The county hopes to change its service system — or lack thereof — by creating a Transportation Coordinating Collaborative, one of seven recommendations in the Center for Transportation Studies report.

The group met for the first time in March with representatives from the county and its Community Development Agency, DARTS, Metropolitan Council, Minnesota Valley Transit Association and Minnesota Department of Transportation. They will collectively make decisions, including what grants to apply for and how to share data.

“It really does create more of a countywide lens to address transportation issues,” County Community Services Director Kelly Harder said.

The new approach will aim to make traveling more efficient for people with disabilities, the elderly and lower income individuals, he said. It will also cut costs for the county and other social service providers, who often have to drive clients to appointments or court dates.

Serving aging riders

For an aging population, well-run transportation is increasingly important, said Courtney Whited, the mobility management program director at DARTS.

She is creating a website for the county, which she likens to Travelocity, where riders can search local transportation options and decide what best meets their needs for a trip. Whited anticipates the site will begin operating on a test basis in certain locations by the end of this year.

Whited has worked in the transportation industry for nine years and said in that time she has seen about two dozen senior transportation providers in the metro area shut down. Expenses and regulatory complexity usually force them to close, she said.

“It’s becoming, to me personally, a crisis state,” Whited said.

There are 30 transportation providers in Dakota County, from Metro Transit to Uber to volunteer groups, like nonprofit Neighbors Inc., she said. Those agencies need to share resources so if one goes under they do not leave service gaps in their wake, Whited said.

It’s difficult to get agencies to work together and stop vying for the same limited resources, Whited said, but she hopes the Transportation Coordinating Collaborative will encourage them to look past the competition for funding.

“We’re here for the same end result,” Whited said. “How do we provide more with less money?”

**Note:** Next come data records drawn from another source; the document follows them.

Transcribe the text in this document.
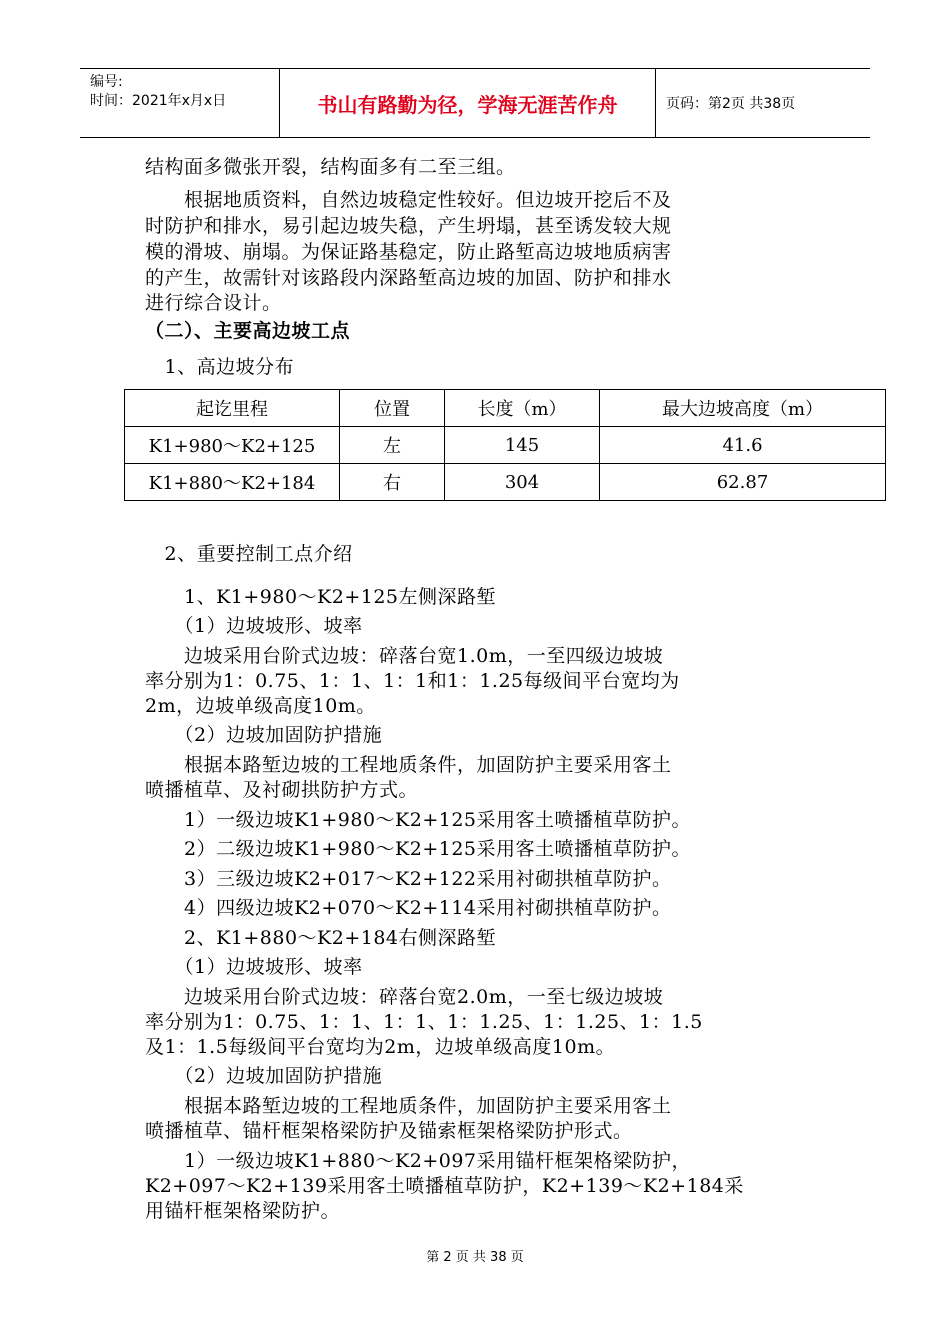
编号:
时间：2021年x月x日	书山有路勤为径，学海无涯苦作舟	页码：第2页 共38页
结构面多微张开裂，结构面多有二至三组。
　　根据地质资料，自然边坡稳定性较好。但边坡开挖后不及
时防护和排水，易引起边坡失稳，产生坍塌，甚至诱发较大规
模的滑坡、崩塌。为保证路基稳定，防止路堑高边坡地质病害
的产生，故需针对该路段内深路堑高边坡的加固、防护和排水
进行综合设计。
（二）、主要高边坡工点
　1、高边坡分布
起讫里程	位置	长度（m）	最大边坡高度（m）
K1+980～K2+125	左	145	41.6
K1+880～K2+184	右	304	62.87
　2、重要控制工点介绍
　　1、K1+980～K2+125左侧深路堑
　　（1）边坡坡形、坡率
　　边坡采用台阶式边坡：碎落台宽1.0m，一至四级边坡坡
率分别为1：0.75、1：1、1：1和1：1.25每级间平台宽均为
2m，边坡单级高度10m。
　　（2）边坡加固防护措施
　　根据本路堑边坡的工程地质条件，加固防护主要采用客土
喷播植草、及衬砌拱防护方式。
　　1）一级边坡K1+980～K2+125采用客土喷播植草防护。
　　2）二级边坡K1+980～K2+125采用客土喷播植草防护。
　　3）三级边坡K2+017～K2+122采用衬砌拱植草防护。
　　4）四级边坡K2+070～K2+114采用衬砌拱植草防护。
　　2、K1+880～K2+184右侧深路堑
　　（1）边坡坡形、坡率
　　边坡采用台阶式边坡：碎落台宽2.0m，一至七级边坡坡
率分别为1：0.75、1：1、1：1、1：1.25、1：1.25、1：1.5
及1：1.5每级间平台宽均为2m，边坡单级高度10m。
　　（2）边坡加固防护措施
　　根据本路堑边坡的工程地质条件，加固防护主要采用客土
喷播植草、锚杆框架格梁防护及锚索框架格梁防护形式。
　　1）一级边坡K1+880～K2+097采用锚杆框架格梁防护，
K2+097～K2+139采用客土喷播植草防护，K2+139～K2+184采
用锚杆框架格梁防护。
第 2 页 共 38 页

The collaborative is the first step in a long process to organize transportation systems and use money more strategically, County Administrator Brandt Richardson told commissioners at a recent meeting.

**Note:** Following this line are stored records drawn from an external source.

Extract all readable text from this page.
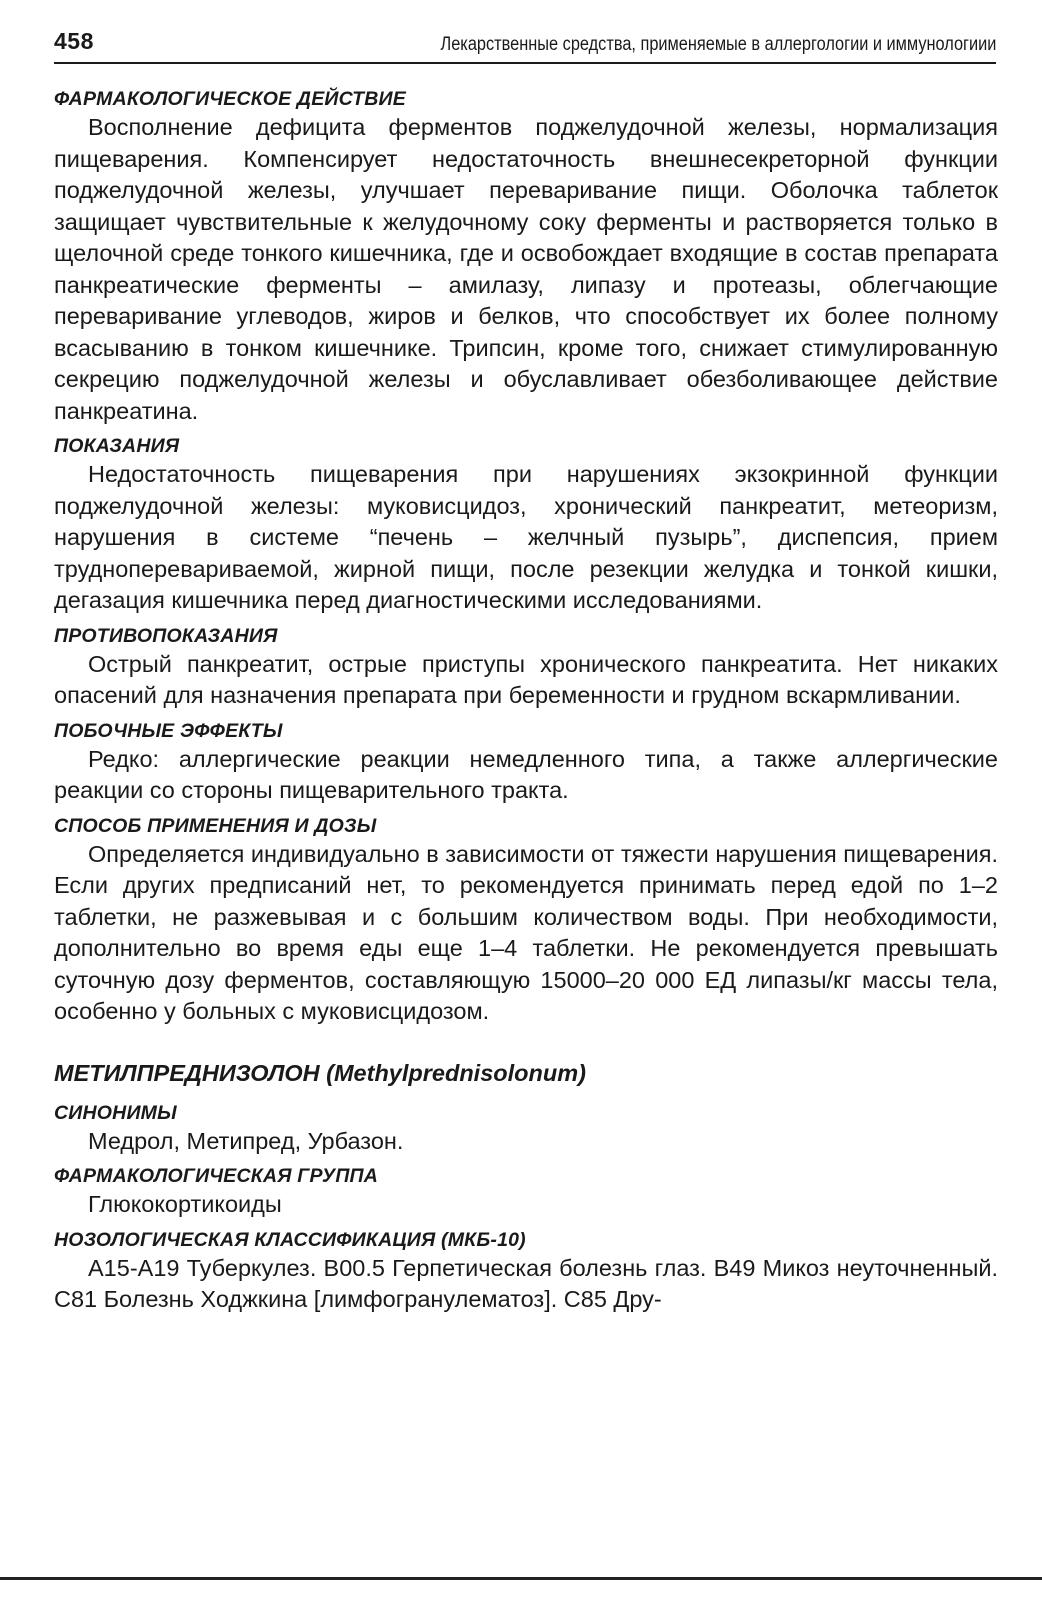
458	Лекарственные средства, применяемые в аллергологии и иммунологиии
ФАРМАКОЛОГИЧЕСКОЕ ДЕЙСТВИЕ

Восполнение дефицита ферментов поджелудочной железы, нормализация пищеварения. Компенсирует недостаточность внешнесекреторной функции поджелудочной железы, улучшает переваривание пищи. Оболочка таблеток защищает чувствительные к желудочному соку ферменты и растворяется только в щелочной среде тонкого кишечника, где и освобождает входящие в состав препарата панкреатические ферменты – амилазу, липазу и протеазы, облегчающие переваривание углеводов, жиров и белков, что способствует их более полному всасыванию в тонком кишечнике. Трипсин, кроме того, снижает стимулированную секрецию поджелудочной железы и обуславливает обезболивающее действие панкреатина.

ПОКАЗАНИЯ

Недостаточность пищеварения при нарушениях экзокринной функции поджелудочной железы: муковисцидоз, хронический панкреатит, метеоризм, нарушения в системе “печень – желчный пузырь”, диспепсия, прием трудноперевариваемой, жирной пищи, после резекции желудка и тонкой кишки, дегазация кишечника перед диагностическими исследованиями.

ПРОТИВОПОКАЗАНИЯ

Острый панкреатит, острые приступы хронического панкреатита. Нет никаких опасений для назначения препарата при беременности и грудном вскармливании.

ПОБОЧНЫЕ ЭФФЕКТЫ

Редко: аллергические реакции немедленного типа, а также аллергические реакции со стороны пищеварительного тракта.

СПОСОБ ПРИМЕНЕНИЯ И ДОЗЫ

Определяется индивидуально в зависимости от тяжести нарушения пищеварения. Если других предписаний нет, то рекомендуется принимать перед едой по 1–2 таблетки, не разжевывая и с большим количеством воды. При необходимости, дополнительно во время еды еще 1–4 таблетки. Не рекомендуется превышать суточную дозу ферментов, составляющую 15000–20 000 ЕД липазы/кг массы тела, особенно у больных с муковисцидозом.

МЕТИЛПРЕДНИЗОЛОН (Methylprednisolonum)
СИНОНИМЫ

Медрол, Метипред, Урбазон.

ФАРМАКОЛОГИЧЕСКАЯ ГРУППА

Глюкокортикоиды

НОЗОЛОГИЧЕСКАЯ КЛАССИФИКАЦИЯ (МКБ-10)

А15-А19 Туберкулез. В00.5 Герпетическая болезнь глаз. В49 Микоз неуточненный. С81 Болезнь Ходжкина [лимфогранулематоз]. С85 Дру-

The county is hiring a transportation coordinator to help implement those changes. It received $160,000 from the Minnesota Department of Transportation to fund the position and Whited’s work.

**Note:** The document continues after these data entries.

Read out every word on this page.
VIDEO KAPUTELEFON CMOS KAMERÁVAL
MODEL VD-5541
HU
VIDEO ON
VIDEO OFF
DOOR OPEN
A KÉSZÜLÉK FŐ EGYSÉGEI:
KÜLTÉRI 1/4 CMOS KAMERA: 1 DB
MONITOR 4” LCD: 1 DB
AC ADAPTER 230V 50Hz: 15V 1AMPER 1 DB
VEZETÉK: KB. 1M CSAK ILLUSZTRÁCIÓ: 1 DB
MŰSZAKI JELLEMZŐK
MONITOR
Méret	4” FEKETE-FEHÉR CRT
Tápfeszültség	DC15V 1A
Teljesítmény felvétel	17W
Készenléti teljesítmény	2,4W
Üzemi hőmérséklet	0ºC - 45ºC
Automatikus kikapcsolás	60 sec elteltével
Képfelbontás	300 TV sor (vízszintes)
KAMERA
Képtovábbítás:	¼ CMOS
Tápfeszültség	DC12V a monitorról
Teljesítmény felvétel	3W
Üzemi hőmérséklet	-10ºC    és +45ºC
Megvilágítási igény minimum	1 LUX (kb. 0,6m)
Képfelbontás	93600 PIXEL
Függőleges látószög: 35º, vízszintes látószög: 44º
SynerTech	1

MnDOT has been emphasizing collaboration for years. The Minnesota Council on Transportation Access was created in 2010 to improve coordination and has been trying to establish regional groups like Dakota County’s.

“Dakota County is a leader in the effort here within the state,” said Noel Shughart, principal planner with MnDOT’s transit office. He expects similar collaborations to pop up around Minnesota in a year.

Shughart, like Whited, has seen many transportation providers close in the past few years.

“The demand far exceeds the supply,” he said, so groups need to be strategic.

Some providers only drive the elderly while others just give rides to people with disabilities in the same area. They could be sharing a bus and scheduling resources, he said.

“We’re trying to break those silos down,” Shughart said.